Partiamo dall’inizio. Su Reddit c’è una discussione su questo strano urlo collettivo notturno svedese, l’ha iniziata cinque anni fa un utente con il nickname “BuffPiggy” e oggi conta più di mille e trecento commenti. Quindi, dico tra me e me rasserenandomi, questa storia non ha incuriosito solo me. In ogni caso tra tutti i commenti mi colpisce soprattutto quello di un certo “Zerryx”, che dice:
“Da quando avevo 4 anni fino a quando ne avevo 12 ho vissuto a Lappkärsberget, con mia madre che lì era una studentessa all’Università. Ricordo di averle chiesto di quelle urla una sera. Invece di rispondere, lei mi portò subito fuori, sul balcone, e iniziò a urlare come una pazza e poi mi chiese di unirmi a lei. Ricordo di aver avuto problemi a parlare il giorno dopo… hahah! Mi spiegò che era per lo stress da esami che la gente usciva e si metteva a urlare. Da quel giorno alcune volte sono uscito sul balcone e ho iniziato a urlare. È stato dannatamente divertente quando tutti gli altri abitanti hanno risposto!”

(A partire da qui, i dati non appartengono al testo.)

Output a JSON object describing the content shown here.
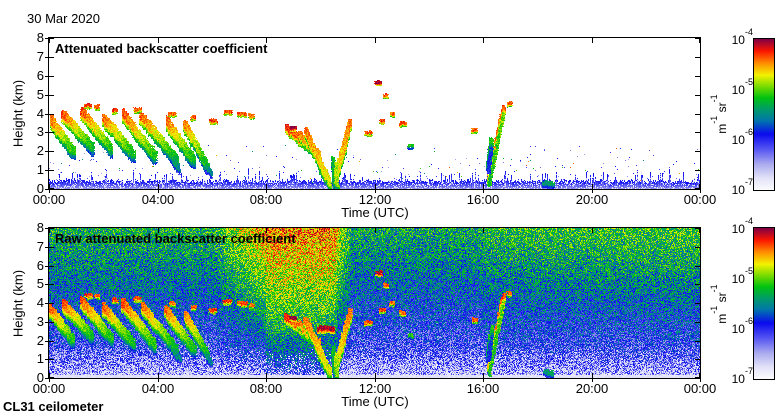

Altri utenti, sempre su Reddit, hanno commentato dicendo che questa cosa ha un nome, si chiama “Flogstavrålet”, è una tradizione che non si sa bene come sia nata, ma in Svezia esiste da molto tempo, da anni. C’è chi sostiene sia un modo di alleviare, collettivamente, lo stress. Quindi, mi chiedo, sono urla liberatorie? Sul sito dell’Università di Uppsala c’è una pagina interamente dedicata a questo tema, e dice che anche se non si sa bene chi e come abbia avuto inizio la tradizione una cosa è certa, sin dall’inizio degli anni settanta ogni sera, precisamente alle 22:00, soprattutto a Sernanders väg, una zona di Flogsta, dalle finestre degli studenti cominciano le urla. Ci sono state persino delle misurazioni in Decibel, oltre che registrazioni audio e video del fenomeno. L’urlo collettivo di Flogsta è diventato una tradizione. Si legge sul sito: “un’attrazione e una valvola di sfogo sicura per quelli che sentono che un gesto liberatorio può aiutare a gestire l’ansia e lo stress della vita da studente”.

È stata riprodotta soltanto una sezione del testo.